The ruins of the Chimu’s city cover a space of three quarters of a league, exclusive of the great squares. These squares, seven or eight in number, vary from two hundred to two hundred and seventy yards in length, and from one hundred to one hundred and sixty in breadth. They are on the north side of the large edifices or palaces. The walls surrounding the palaces are of great solidity, formed of adobes (bricks baked in the sun) ten or twelve yards long and five or six broad in the lower part of the wall, but gradually diminishing until they terminate in a breadth of one yard at the top. Each palace was completely surrounded by an exterior wall. One of them, built of stone and adobes, is fifty yards high, five yards broad at the bottom, and gradually tapering to one at the top. In the first palace there is an interior court, in which are chambers built of stone, and plastered within. The lintels of the doorways consist of a single stone about two yards long. Some of the walls are adorned with panels and tasteful patterns, and ornaments sculptured on the adobes. There is also a large reservoir, which was formerly supplied with water, by subterranean aqueducts, from the river Moche, about two miles to the north-east. The second palace is one hundred and twenty-five yards east of the first. It contains several courts and chambers, with narrow lanes between them. At one of the extremities is the huaca of Misa, surrounded by a low wall. This huaca is traversed by small passages about a yard wide, and it also contains some large chambers, containing cloths, mummies, pieces of gold and silver, tools, and a stone idol. Besides these palaces there are the ruins of a great number of smaller houses, forming an extensive city. Rivero Antiq. Per.

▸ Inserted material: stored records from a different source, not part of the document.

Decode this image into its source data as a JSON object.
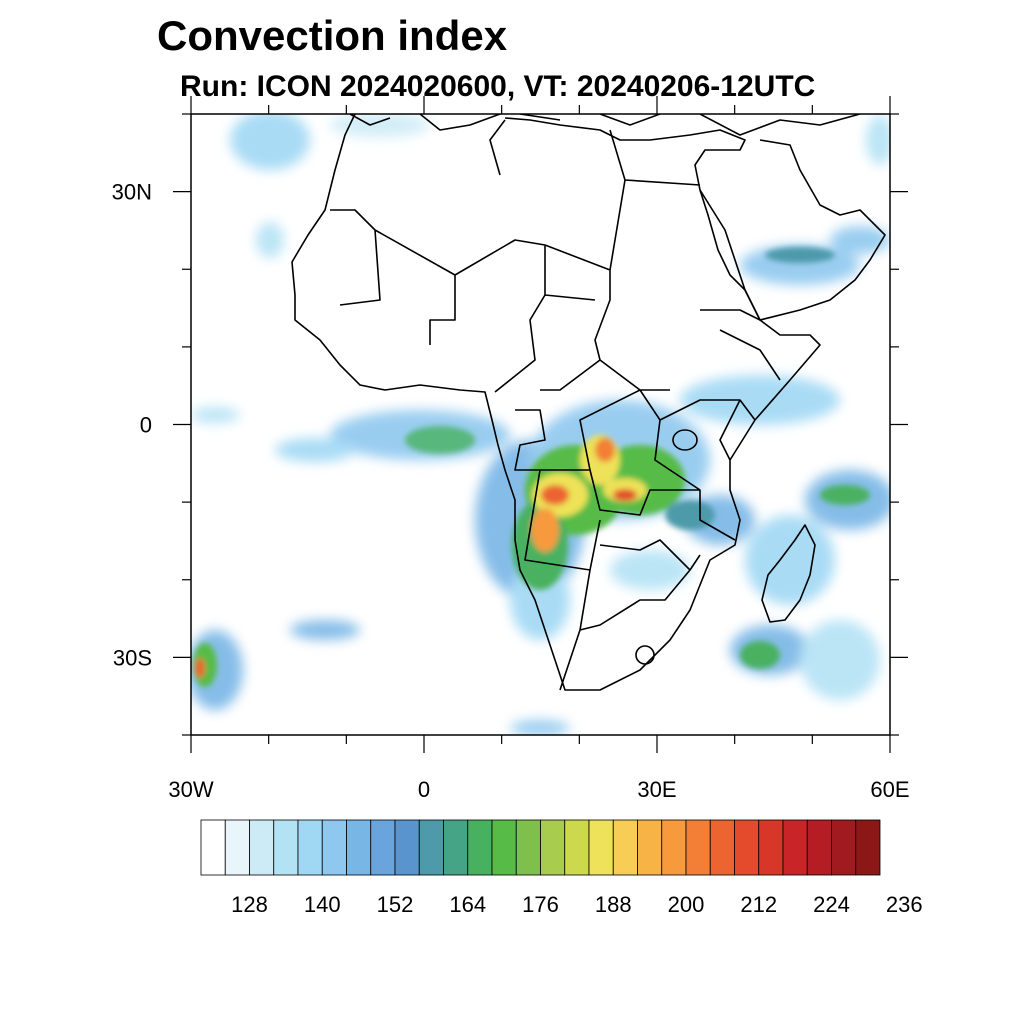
{
  "title": "Convection index",
  "subtitle": "Run: ICON 2024020600,  VT: 20240206-12UTC",
  "axes": {
    "x_ticks": [
      {
        "value": -30,
        "label": "30W"
      },
      {
        "value": 0,
        "label": "0"
      },
      {
        "value": 30,
        "label": "30E"
      },
      {
        "value": 60,
        "label": "60E"
      }
    ],
    "y_ticks": [
      {
        "value": 30,
        "label": "30N"
      },
      {
        "value": 0,
        "label": "0"
      },
      {
        "value": -30,
        "label": "30S"
      }
    ],
    "lon_range": [
      -30,
      60
    ],
    "lat_range": [
      -40,
      40
    ]
  },
  "colorbar": {
    "colors": [
      "#ffffff",
      "#e8f6fc",
      "#cdebf7",
      "#b4e2f5",
      "#a0d8f4",
      "#8ec8ef",
      "#78b6e6",
      "#6aa4dc",
      "#5a94cf",
      "#4e9aaa",
      "#45a486",
      "#48b160",
      "#56bb47",
      "#7fc04c",
      "#a8cc4d",
      "#ccd94d",
      "#ede259",
      "#f7cd56",
      "#f8b347",
      "#f79a3c",
      "#f27f35",
      "#ec6430",
      "#e34b2c",
      "#d83629",
      "#c92427",
      "#b61c24",
      "#a11a1f",
      "#8c1717"
    ],
    "labels": [
      "128",
      "140",
      "152",
      "164",
      "176",
      "188",
      "200",
      "212",
      "224",
      "236"
    ]
  },
  "chart_data": {
    "type": "heatmap",
    "variable": "Convection index",
    "colorbar_labels": [
      128,
      140,
      152,
      164,
      176,
      188,
      200,
      212,
      224,
      236
    ],
    "lon_range": [
      -30,
      60
    ],
    "lat_range": [
      -40,
      40
    ]
  }
}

In 1566 one Garcia Gutierrez de Toledo paid 85,547 castellanos de oro (£222,422) as the fifth or royal share of the treasure found by him in the huacas of the grand Chimu; and in 1592 the royal fifth of further treasure discovered in these tombs amounted to 47,020 castellanos (£122,252). The value of the whole was £1,724,220 of our money. This will give some idea of the wealth concealed in these burial places. There is a tradition that there were two priceless treasures in the form of fishes of gold, known as the great and little peje, in one of the huacas.
The curiosities that have been found in the Chimu ruins are very interesting:—such as mummies in strange postures, one in an attitude as if about to drink, with a monkey on his shoulder, whispering into his ear.
[362] The city of Truxillo stands on a sandy plain, in lat. 8° 6´ 3” S.
[363] See note at p. 72.
[364] The distance is one hundred and eight leagues by the road.
[365] The river of Santa is about eighteen hundred yards across at the mouth, and its current, during the rainy season, sometimes flows at the rate of seven miles an hour. In 1795 a rope bridge was thrown across it, about a league from the mouth, but it was destroyed by a sudden rise of the water in 1806. Stevenson.
[366] Guarmay is a small Indian village, famous for its chicha, which is remarkably strong.
[367] These are the ruins of a fortress defended by the Chimu against the army of the Yncas, the outer walls being three hundred yards long by two hundred. The interior is divided into small houses, separated by lanes. It is partly covered with a kind of plaster, on which Proctor saw the uncouth coloured representations of birds and beasts mentioned in the text. The ruined fortress stands at the extremity of a plain, close to the foot of some rugged mountains, about a league from the sea. Paz Soldan: Proctor, p. 175.
[368] La Barranca. The river is approached by a precipitous descent down a high bank of large pebbles and earth. The breadth of the channel is about a quarter of a mile, and, during the rains in the Andes, it is completely full, running furiously, and carrying along with it trees and even rocks, which render it impassable. In the dry season it merely consists of three separate torrents about as deep as the saddle, but unsafe.